In this correspondence, we analyze the vulnerabilities of biometric authentication protocols with respect to user and data privacy. The goal of an adversary in such context is not to bypass the authentication but to learn information either on biometric data or on users that are in the system. We elaborate our analysis on a general system model involving four logical entities (sensor, server, database, and matcher), and we focus on internal adversaries to encompass the situation where one or a combination of these entities would be malicious. Our goal is to emphasize that when going beyond the usual honest-but-curious assumption much more complex attacks can affect the privacy of data and users. On the one hand, we introduce a new comprehensive framework that encompasses the various schemes we want to look at. It presents a system model in which each internal entity or combination of entities is a potential attacker. Different attack goals are considered and resulting requirements on data flows are discussed.
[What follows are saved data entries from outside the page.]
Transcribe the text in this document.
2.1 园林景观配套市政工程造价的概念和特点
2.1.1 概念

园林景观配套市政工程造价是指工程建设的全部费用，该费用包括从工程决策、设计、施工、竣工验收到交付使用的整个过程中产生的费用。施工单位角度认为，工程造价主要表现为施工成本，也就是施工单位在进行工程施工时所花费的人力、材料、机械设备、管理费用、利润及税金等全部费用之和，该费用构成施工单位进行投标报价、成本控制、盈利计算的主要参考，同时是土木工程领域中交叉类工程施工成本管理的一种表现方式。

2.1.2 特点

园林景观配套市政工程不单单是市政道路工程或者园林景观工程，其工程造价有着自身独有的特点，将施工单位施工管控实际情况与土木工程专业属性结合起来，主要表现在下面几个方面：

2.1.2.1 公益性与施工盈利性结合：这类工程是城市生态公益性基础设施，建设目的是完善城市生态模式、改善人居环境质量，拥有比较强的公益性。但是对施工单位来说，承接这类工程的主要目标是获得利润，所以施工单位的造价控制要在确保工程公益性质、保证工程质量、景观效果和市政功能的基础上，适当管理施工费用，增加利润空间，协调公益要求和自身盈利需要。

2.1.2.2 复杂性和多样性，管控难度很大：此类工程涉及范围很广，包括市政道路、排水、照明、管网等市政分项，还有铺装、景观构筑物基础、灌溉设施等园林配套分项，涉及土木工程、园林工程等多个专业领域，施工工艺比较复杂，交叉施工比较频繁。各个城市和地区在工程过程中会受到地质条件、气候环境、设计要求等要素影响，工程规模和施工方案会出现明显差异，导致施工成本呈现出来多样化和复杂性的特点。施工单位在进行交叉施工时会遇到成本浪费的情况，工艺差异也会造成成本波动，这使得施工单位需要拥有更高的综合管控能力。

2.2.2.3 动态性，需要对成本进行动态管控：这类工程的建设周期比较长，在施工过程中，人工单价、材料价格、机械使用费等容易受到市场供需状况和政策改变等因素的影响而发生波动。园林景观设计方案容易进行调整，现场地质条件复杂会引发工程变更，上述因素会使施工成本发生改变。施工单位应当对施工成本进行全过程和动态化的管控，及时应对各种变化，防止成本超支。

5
On the other hand, we develop different generic attacks. We follow a blackbox approach in which we consider components that perform operations on biometric data but where only the input/output behavior is analyzed. These attack strategies are exhibited on recent schemes such as the distributed protocol of Bringer (ACISP 2007), which is based on the Goldwasser-Micali cryptosystem, the related protocol of Barbosa (ACISP 2008), which uses the Paillier cryptosystem, and the scheme of Stoianov (SPIE 2010), that features the Blum-Goldwasser cryptosystem. All these schemes have been developed in the honest-but-curious adversary model and show potential weaknesses when considered in our malicious insider attack model.